Compared to a year ago, new vehicle finance agreements through our books are averaging a deal size of R356,313, up 11,2%

– LEBOGANG GAOAKETSE, HEAD OF MARKETING AND COMMUNICATION AT WESBANK

According to the latest Vehicle Pricing Index (VPI) released by TransUnion in May, new vehicle prices in South Africa rose at nearly three times the general inflation rate during the first quarter of 2021. “

When measured against WesBank’s average deal size, we can see a similar trend in the amount of finance to access these vehicle purchases,” says Gaoaketse. “Compared to a year ago, new vehicle finance agreements through our books are averaging a deal size of R356,313, up 11,2%, while pre-owned deals average R253,537, an increase of 10,6%.”

Demand for vehicle finance continues to be reassuring, however. “Attractive deals on the showroom floor and a growing need for replacement as that cycle increased over lockdown are contributing towards the market’s recovery,” says Gaoaketse.

While May’s sales growth over April is welcomed, it should be noted that April sales were down on March figures

Supporting this demand, the passenger car segment sold 24,122 units during May, 85,1% of which were retailed through dealers to consumers. Dealer channel sales remain relatively robust and are 41,7% ahead year-to-date, for which retailers will be grateful.
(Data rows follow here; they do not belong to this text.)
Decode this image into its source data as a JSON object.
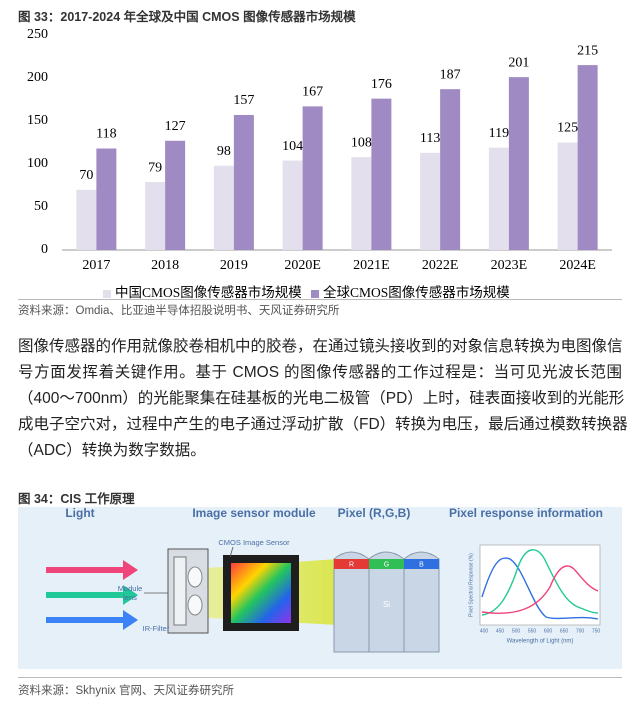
{
  "chart_data": {
    "type": "bar",
    "title": "图 33：2017-2024 年全球及中国 CMOS 图像传感器市场规模",
    "categories": [
      "2017",
      "2018",
      "2019",
      "2020E",
      "2021E",
      "2022E",
      "2023E",
      "2024E"
    ],
    "series": [
      {
        "name": "中国CMOS图像传感器市场规模",
        "color": "#e4dfec",
        "values": [
          70,
          79,
          98,
          104,
          108,
          113,
          119,
          125
        ]
      },
      {
        "name": "全球CMOS图像传感器市场规模",
        "color": "#9f8ac3",
        "values": [
          118,
          127,
          157,
          167,
          176,
          187,
          201,
          215
        ]
      }
    ],
    "ylim": [
      0,
      250
    ],
    "yticks": [
      0,
      50,
      100,
      150,
      200,
      250
    ],
    "legend": "bottom"
  },
  "source_1": "资料来源：Omdia、比亚迪半导体招股说明书、天风证券研究所",
  "paragraph": [
    "图像传感器的作用就像胶卷相机中的胶卷，在通过镜头接收到的对象信息转换为电图像信",
    "号方面发挥着关键作用。基于 CMOS 的图像传感器的工作过程是：当可见光波长范围",
    "（400～700nm）的光能聚集在硅基板的光电二极管（PD）上时，硅表面接收到的光能形",
    "成电子空穴对，过程中产生的电子通过浮动扩散（FD）转换为电压，最后通过模数转换器",
    "（ADC）转换为数字数据。"
  ],
  "figure_34": {
    "title": "图 34：CIS 工作原理",
    "headers": [
      "Light",
      "Image sensor module",
      "Pixel (R,G,B)",
      "Pixel response information"
    ],
    "module_lens": [
      "Module",
      "lens"
    ],
    "cmos_label": "CMOS Image Sensor",
    "ir_filter": "IR-Filter",
    "pixel_filters": [
      "R",
      "G",
      "B"
    ],
    "substrate": "Si",
    "response_plot": {
      "y_label": "Pixel Spectral Response (%)",
      "x_label": "Wavelength of Light (nm)",
      "x_ticks": [
        400,
        450,
        500,
        550,
        600,
        650,
        700,
        750
      ]
    }
  },
  "source_2": "资料来源：Skhynix 官网、天风证券研究所"
}
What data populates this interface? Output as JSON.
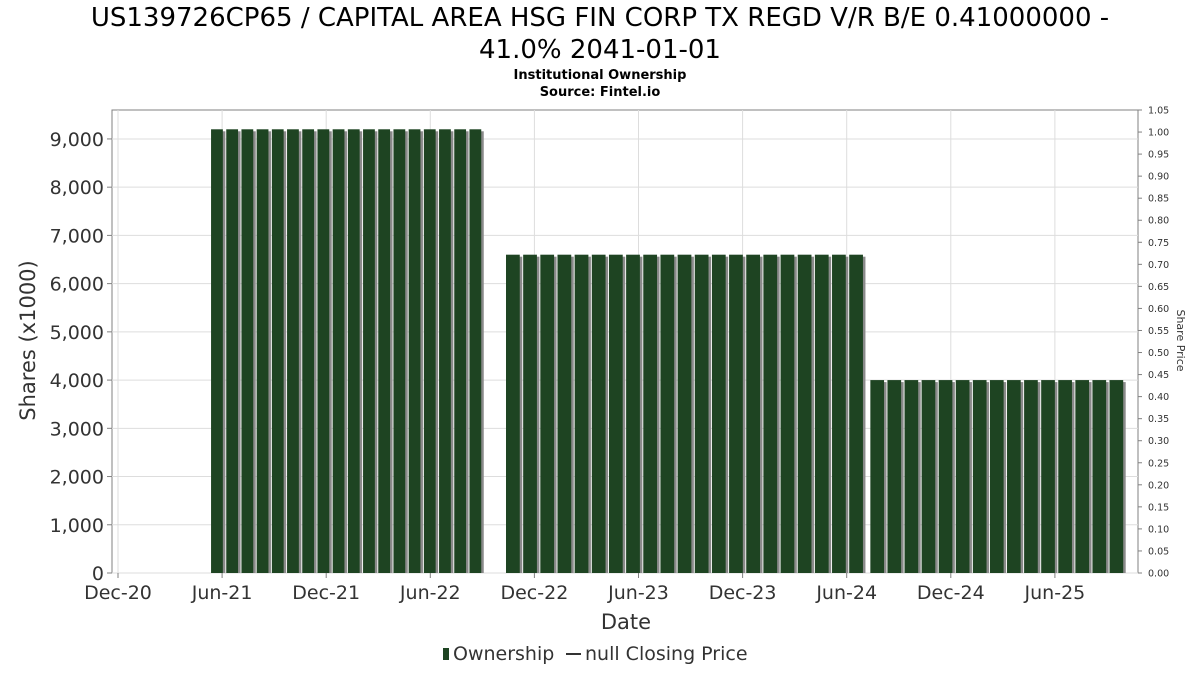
{
  "title_line1": "US139726CP65 / CAPITAL AREA HSG FIN CORP TX REGD V/R B/E 0.41000000 -",
  "title_line2": "41.0% 2041-01-01",
  "subtitle1": "Institutional Ownership",
  "subtitle2": "Source: Fintel.io",
  "colors": {
    "bar": "#1e4422",
    "bar_shadow": "#8a8a8a",
    "grid": "#dddddd",
    "axis": "#808080"
  },
  "chart_data": {
    "type": "bar",
    "xlabel": "Date",
    "ylabel": "Shares (x1000)",
    "y2label": "Share Price",
    "ylim": [
      0,
      9600
    ],
    "y2lim": [
      0,
      1.05
    ],
    "yticks": [
      "0",
      "1,000",
      "2,000",
      "3,000",
      "4,000",
      "5,000",
      "6,000",
      "7,000",
      "8,000",
      "9,000"
    ],
    "y2ticks": [
      "0.00",
      "0.05",
      "0.10",
      "0.15",
      "0.20",
      "0.25",
      "0.30",
      "0.35",
      "0.40",
      "0.45",
      "0.50",
      "0.55",
      "0.60",
      "0.65",
      "0.70",
      "0.75",
      "0.80",
      "0.85",
      "0.90",
      "0.95",
      "1.00",
      "1.05"
    ],
    "xticks": [
      "Dec-20",
      "Jun-21",
      "Dec-21",
      "Jun-22",
      "Dec-22",
      "Jun-23",
      "Dec-23",
      "Jun-24",
      "Dec-24",
      "Jun-25"
    ],
    "grid": true,
    "legend_position": "bottom",
    "legend": [
      {
        "marker": "bar",
        "label": "Ownership"
      },
      {
        "marker": "line",
        "label": "null Closing Price"
      }
    ],
    "series": [
      {
        "name": "Ownership",
        "segments": [
          {
            "from": "2021-03",
            "to": "2022-07",
            "value": 9200,
            "bars": 18
          },
          {
            "from": "2022-08",
            "to": "2024-05",
            "value": 6600,
            "bars": 21
          },
          {
            "from": "2024-05",
            "to": "2025-08",
            "value": 4000,
            "bars": 15
          }
        ]
      }
    ]
  }
}
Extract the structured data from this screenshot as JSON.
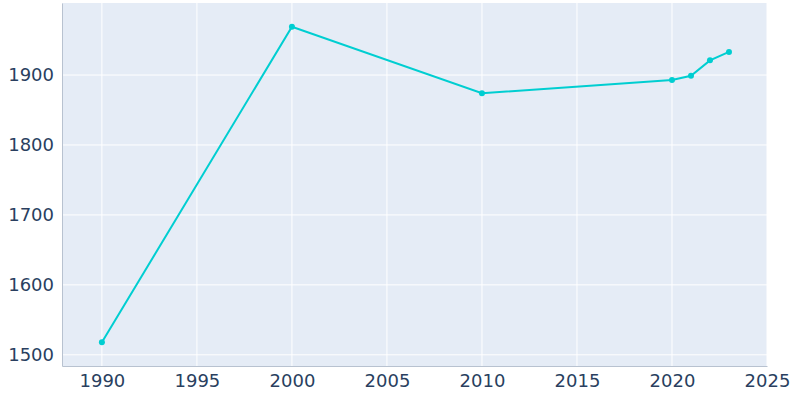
{
  "chart_data": {
    "type": "line",
    "x": [
      1990,
      2000,
      2010,
      2020,
      2021,
      2022,
      2023
    ],
    "values": [
      1518,
      1969,
      1874,
      1893,
      1899,
      1921,
      1933
    ],
    "color": "#00ced1",
    "marker": "circle",
    "xlim": [
      1987.9,
      2025
    ],
    "xticks": [
      1990,
      1995,
      2000,
      2005,
      2010,
      2015,
      2020,
      2025
    ],
    "ylim": [
      1484,
      2003
    ],
    "yticks": [
      1500,
      1600,
      1700,
      1800,
      1900
    ],
    "grid": true
  }
}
This segment was 7,1% ahead of April sales.

The Light Commercial Vehicles (LCVs) segment sold 11,930 units during May, 10% more than in April, improving the segment’s position significantly. Year-to-date sales in the segment are 68,5% higher than for the same period last year. Dealer channel sales in the segment accounted for 91,4% of sales.

“While May’s sales growth over April is welcomed, it should be noted that April sales were down on March figures,” says Gaoaketse. “This is indicative of the market’s slow recovery, but reassuring, nonetheless. As the industry prepares for the implementation of the Guidelines for Competition in the South African Automotive Aftermarket on 01 July, the motor industry has many opportunities to continue its significant contribution to the South African economy.”